İzmir Tarihi Havagazı Fabrikası Sanat Kafe’de başlayan caz konserleri ile ilgili olarak organizasyonda yer alan davulcu Ayhan Öztoplu ile görüştük. Hem İzmir’deki bu caz projesiyle ilgili, hem de Ayhan Bey’in projeleri hakkında keyifli bir söyleşi yaptık.
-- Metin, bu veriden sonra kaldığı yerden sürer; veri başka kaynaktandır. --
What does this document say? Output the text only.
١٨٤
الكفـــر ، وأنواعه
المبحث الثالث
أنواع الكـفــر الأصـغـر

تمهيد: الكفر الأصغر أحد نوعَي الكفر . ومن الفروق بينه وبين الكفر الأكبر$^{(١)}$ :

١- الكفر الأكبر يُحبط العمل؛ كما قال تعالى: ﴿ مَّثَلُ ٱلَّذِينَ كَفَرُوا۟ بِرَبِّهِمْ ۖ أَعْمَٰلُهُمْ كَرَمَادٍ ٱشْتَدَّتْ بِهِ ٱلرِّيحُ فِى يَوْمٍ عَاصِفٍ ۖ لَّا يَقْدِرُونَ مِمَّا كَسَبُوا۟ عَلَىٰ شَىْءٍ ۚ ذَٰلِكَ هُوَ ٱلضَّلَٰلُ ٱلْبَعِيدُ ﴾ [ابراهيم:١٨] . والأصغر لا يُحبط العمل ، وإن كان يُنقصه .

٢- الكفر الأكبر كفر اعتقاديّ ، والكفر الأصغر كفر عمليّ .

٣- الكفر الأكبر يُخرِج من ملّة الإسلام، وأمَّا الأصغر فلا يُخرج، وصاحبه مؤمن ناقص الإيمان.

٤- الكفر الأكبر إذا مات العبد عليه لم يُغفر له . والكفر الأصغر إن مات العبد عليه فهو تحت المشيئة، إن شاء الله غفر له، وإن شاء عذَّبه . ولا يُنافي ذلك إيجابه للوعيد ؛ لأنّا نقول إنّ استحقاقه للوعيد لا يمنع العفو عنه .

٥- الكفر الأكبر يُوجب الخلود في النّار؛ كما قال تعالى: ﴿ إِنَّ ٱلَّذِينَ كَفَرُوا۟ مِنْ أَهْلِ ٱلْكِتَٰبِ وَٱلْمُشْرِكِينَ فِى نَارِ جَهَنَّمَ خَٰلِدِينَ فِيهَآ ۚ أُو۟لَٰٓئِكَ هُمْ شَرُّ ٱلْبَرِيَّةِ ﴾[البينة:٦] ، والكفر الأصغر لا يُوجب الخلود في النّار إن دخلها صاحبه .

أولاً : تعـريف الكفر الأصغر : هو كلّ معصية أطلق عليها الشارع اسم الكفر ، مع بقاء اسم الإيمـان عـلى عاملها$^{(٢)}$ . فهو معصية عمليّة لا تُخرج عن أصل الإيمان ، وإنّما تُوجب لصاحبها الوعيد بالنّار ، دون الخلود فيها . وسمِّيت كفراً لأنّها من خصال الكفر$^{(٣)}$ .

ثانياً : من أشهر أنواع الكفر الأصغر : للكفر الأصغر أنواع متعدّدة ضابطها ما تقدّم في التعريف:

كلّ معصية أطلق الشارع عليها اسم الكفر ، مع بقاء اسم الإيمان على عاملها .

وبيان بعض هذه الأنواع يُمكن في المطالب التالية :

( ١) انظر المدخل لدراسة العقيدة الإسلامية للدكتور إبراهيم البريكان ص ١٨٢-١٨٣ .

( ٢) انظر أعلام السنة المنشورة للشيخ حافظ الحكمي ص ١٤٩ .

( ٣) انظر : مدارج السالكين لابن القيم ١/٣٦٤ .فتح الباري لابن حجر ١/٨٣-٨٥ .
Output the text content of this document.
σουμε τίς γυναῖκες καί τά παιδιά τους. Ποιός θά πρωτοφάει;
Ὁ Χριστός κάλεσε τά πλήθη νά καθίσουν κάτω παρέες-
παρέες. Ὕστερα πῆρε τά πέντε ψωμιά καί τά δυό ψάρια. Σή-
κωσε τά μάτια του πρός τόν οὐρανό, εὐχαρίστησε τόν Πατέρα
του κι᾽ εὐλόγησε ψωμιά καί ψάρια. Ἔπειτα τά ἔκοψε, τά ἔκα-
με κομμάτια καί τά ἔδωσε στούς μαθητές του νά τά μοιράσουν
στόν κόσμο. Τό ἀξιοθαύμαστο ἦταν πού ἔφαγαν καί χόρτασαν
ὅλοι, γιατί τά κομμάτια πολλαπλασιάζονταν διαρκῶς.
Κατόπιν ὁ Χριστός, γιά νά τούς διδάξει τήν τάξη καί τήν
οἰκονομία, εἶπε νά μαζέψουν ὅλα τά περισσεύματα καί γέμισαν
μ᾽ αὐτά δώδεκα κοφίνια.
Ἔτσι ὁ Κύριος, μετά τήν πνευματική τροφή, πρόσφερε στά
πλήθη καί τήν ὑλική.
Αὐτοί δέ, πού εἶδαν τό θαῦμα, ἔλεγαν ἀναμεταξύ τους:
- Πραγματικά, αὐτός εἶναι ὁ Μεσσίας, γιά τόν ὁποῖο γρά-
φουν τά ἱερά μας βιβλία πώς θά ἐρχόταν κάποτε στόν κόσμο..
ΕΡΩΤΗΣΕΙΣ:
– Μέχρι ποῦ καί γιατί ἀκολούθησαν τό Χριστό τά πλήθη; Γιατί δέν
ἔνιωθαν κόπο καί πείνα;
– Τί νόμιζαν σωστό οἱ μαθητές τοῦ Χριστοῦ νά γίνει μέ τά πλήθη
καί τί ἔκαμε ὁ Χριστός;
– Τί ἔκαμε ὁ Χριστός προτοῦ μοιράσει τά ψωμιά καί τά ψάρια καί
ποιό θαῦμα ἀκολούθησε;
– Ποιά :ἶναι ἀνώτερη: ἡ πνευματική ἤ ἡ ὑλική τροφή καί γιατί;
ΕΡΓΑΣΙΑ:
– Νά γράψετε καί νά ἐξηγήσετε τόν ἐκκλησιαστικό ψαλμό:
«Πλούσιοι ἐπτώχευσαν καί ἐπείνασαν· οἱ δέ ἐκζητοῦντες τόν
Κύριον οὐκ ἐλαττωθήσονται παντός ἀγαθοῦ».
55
Küçük yaştan beri caz dinlediğini belirten Ayhan Öztoplu, 18 yaşında İstanbul’da yaşadığı zamanlarda caz çalmaya başlamış. Caz ile ilgili esas çalışmalarının ivme kazanması ise 1993 yılında Almanya Berlin’de geçirdiği yıllarda olmuş. Türkiye’ye döndüğü dönemde pek çok popüler isimle çalışan Öztoplu geçen yılların ardından sadece caz müziği ile ilgilenmeye başlamış. İstanbul bağlantılı işler yapmak istediğini ifade eden Öztoplu İzmir’de yaşamaktan da vazgeçmeyeceğini söylüyor. O da röportajlarımız sırasında tanıştığımız pek çok caz müzisyeni gibi konser vermenin zevkini barlarda program yapmaya yeğliyor. Kendisine, müzik konusunda biraz tutucu olduğunu duyduğumuzu söylüyoruz. “Her tür müziği dinlerim ama doğallıktan yanayım.” diyor. Her müziğin kendi orijinal halinde kalması gerektiğini, bir Türk Halk Müziği eserini caz standartlarında yorumladığınızda onun artık doğallığını kaybetmiş `yapıştırma` bir müzik olduğunu üstüne basarak vurguluyor. Her tarz caz müziğini dinlediğini, bu konuda tutuculuğu olmadığını ifade ediyor ve biz de böylece kulağımıza gelen `müzik konusunda tutucu` oluşuyla ne kast edildiğini de anlamış oluyoruz.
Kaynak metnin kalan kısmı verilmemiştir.